Take this sentence from the paper. “Underlying the debate about multipliers has been the question of the optimal speed of fiscal consolidation (with some in the United States actually arguing for further fiscal stimulus).” Well one or two people outside the US have been arguing for fiscal stimulus too, but the key message here is that there is just one primary role for fiscal policy (fiscal consolidation), and anything to do with multipliers and recovering from recessions just influences its speed.

This framing is wrong. Fiscal policy has two roles. In normal times outside of a monetary union the primary role should be debt stabilisation/reduction. At the zero lower bound the primary role should be fiscal stimulus. In a monetary union both roles are equally important all the time. Framing fiscal policy discussion around the idea of fiscal space negates the countercyclical role. This negation was a key factor behind the Eurozone crisis, and more generally it has intensified and prolonged the current recession.

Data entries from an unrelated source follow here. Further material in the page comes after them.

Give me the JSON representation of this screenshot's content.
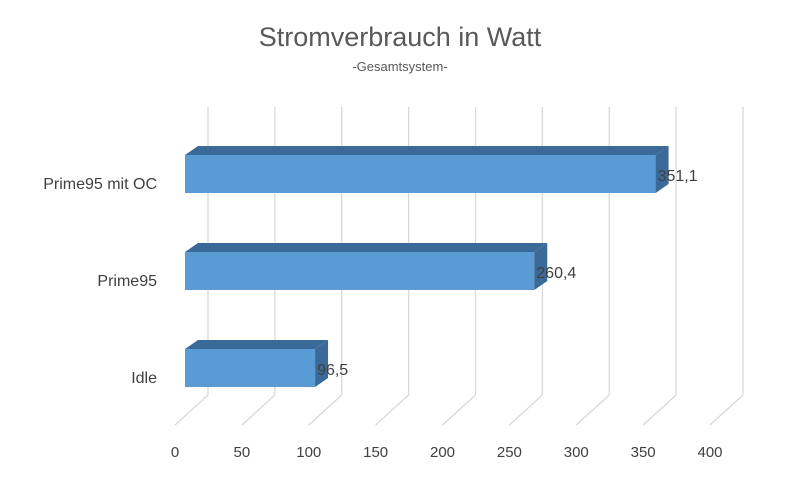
{
  "chart_data": {
    "type": "bar",
    "orientation": "horizontal",
    "style": "3d",
    "title": "Stromverbrauch in Watt",
    "subtitle": "-Gesamtsystem-",
    "categories": [
      "Prime95 mit OC",
      "Prime95",
      "Idle"
    ],
    "values": [
      351.1,
      260.4,
      96.5
    ],
    "value_labels": [
      "351,1",
      "260,4",
      "96,5"
    ],
    "xlim": [
      0,
      400
    ],
    "x_ticks": [
      0,
      50,
      100,
      150,
      200,
      250,
      300,
      350,
      400
    ],
    "grid": true,
    "legend": "none",
    "colors": {
      "bar_front": "#5b9bd5",
      "bar_top": "#3b6a99",
      "bar_side": "#3b6a99",
      "grid": "#d9d9d9",
      "text": "#404040",
      "title": "#595959"
    }
  }
}
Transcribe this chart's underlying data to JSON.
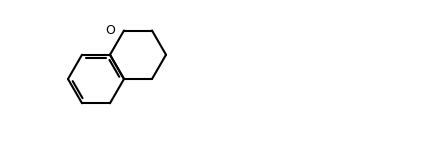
{
  "bg_color": "#ffffff",
  "bond_color": "#000000",
  "lw": 1.5,
  "fontsize": 9,
  "fig_w": 4.3,
  "fig_h": 1.54,
  "dpi": 100
}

One of the features of framing is that it is not literally wrong (it is not like the doublespeak of Orwell’s Ministry of Peace ). In the statements above, I agree with (A). But once you concede it is all about (A), then the discussion of (B) and (C) becomes distorted, and the policy endpoint (D) becomes quite inadequate. In fact, you suspect that part of the idea is to deliberately avoid the thought that governments could use fiscal policy in a discretionary manner to stimulate the economy. (The word countercyclical appears only once in the paper.) In that sense, I’m afraid to say, the IMF inhabit the same fiscal space as the European Commission!


[1] Reaction functions relating policy to debt, for example, find no systematic tendency for taxes to respond by more than spending: some evidence is briefly reviewed here. Current austerity programs vary from spending based to tax based: see the IMF analysis reported here.

[2] An earlier version of this post, before I read the IMF paper, ended with a different link. Just as the phrase ‘taxpayers money’ presumed incorrectly that (income) taxes were the residual source of finance, too much macroeconomic analysis of temporary government spending changes uses income taxes as the residual source of finance. This allows opponents of fiscal stimulus too much scope: see for example John Taylor’s latest analysis of the impact of austerity, as discussed by Noah Smith here. The few theoretical cases of expansionary austerity that have been produced nearly all depend on these supply side effects of higher future income taxes outweighing the current impact of higher government spending: see also Campbell Leith here. It would be much better, as I have suggested before, if we instead focused in the first instance on what I have called ‘pure’ countercyclical policy: in this case higher government spending eventually paid for by lower government spending. This way we separate issues to do with intertemporal demand management (the business cycle) from issues to do with tax incentives. I couldn’t decide whether this link inspired or contrived.